Nurse-midwives have the potential to save money for mothers, hospitals and society by providing low-intervention, high-quality health care for less money. “Certified nurse-midwife patients have shorter lengths of stay, fewer NICU admissions, lower C-section rates, fewer low-birth-weight infants and higher breastfeeding rates,” says Moore-Davis. “Those are all measures that translate to less health-care expense.”

Mavis Schorn, director of nurse-midwifery at  Vanderbilt School of Nursing, says nurse-midwives continue to face longstanding barriers to their practice despite the fact they provide high-quality health care for less money.
Mavis Schorn, director of nurse-midwifery at Vanderbilt School of Nursing, says nurse-midwives continue to face longstanding barriers to their practice despite the fact they provide high-quality health care for less money.

According to the ACNM, certified nurse-midwives and certified midwives assist in 11 percent of vaginal births.
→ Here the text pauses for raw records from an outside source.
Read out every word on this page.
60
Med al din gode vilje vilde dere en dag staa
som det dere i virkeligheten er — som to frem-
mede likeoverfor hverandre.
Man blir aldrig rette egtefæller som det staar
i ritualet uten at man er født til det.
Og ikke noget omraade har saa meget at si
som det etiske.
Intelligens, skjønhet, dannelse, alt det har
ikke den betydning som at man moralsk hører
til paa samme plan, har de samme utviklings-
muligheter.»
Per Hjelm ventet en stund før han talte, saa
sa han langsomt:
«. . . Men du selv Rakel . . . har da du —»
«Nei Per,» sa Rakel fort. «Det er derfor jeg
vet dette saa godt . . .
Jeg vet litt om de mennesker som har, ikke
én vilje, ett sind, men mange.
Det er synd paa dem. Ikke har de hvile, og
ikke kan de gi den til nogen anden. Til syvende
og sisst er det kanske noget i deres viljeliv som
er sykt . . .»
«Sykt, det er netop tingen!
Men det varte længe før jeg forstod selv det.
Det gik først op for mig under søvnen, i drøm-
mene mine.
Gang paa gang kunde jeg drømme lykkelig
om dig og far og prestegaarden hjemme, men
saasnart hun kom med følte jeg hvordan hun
If midwifery is safe and cost effective, why isn’t it more widespread?

“Nurse-midwives face several barriers to practice, particularly in the Southeast,” says Professor Schorn. “Some insurance plans don’t cover our services. Tennessee laws mandate that nurse-midwives must be under a physician’s supervision to write prescriptions. In addition, hospitals are not required to grant us admitting privileges even with appropriate credentials.

“The ACNM is working with Congress to remove various barriers in order to improve women’s health care and allow nurse-midwives to practice to the full extent of their education and training,” she continues. “But it’s very important that our alumni become involved in the current health-care debate.”

The current debate is more about health-care financing than health-care reform, says VUSN Dean Conway-Welch. “Before we address health-cost reform, we must address the non-system of health care in this country. We need to have the right provider at the right time giving the right care to the right patient for the right reason at the right cost.”

For women with low-risk pregnancies, that provider just might be a certified nurse-midwife.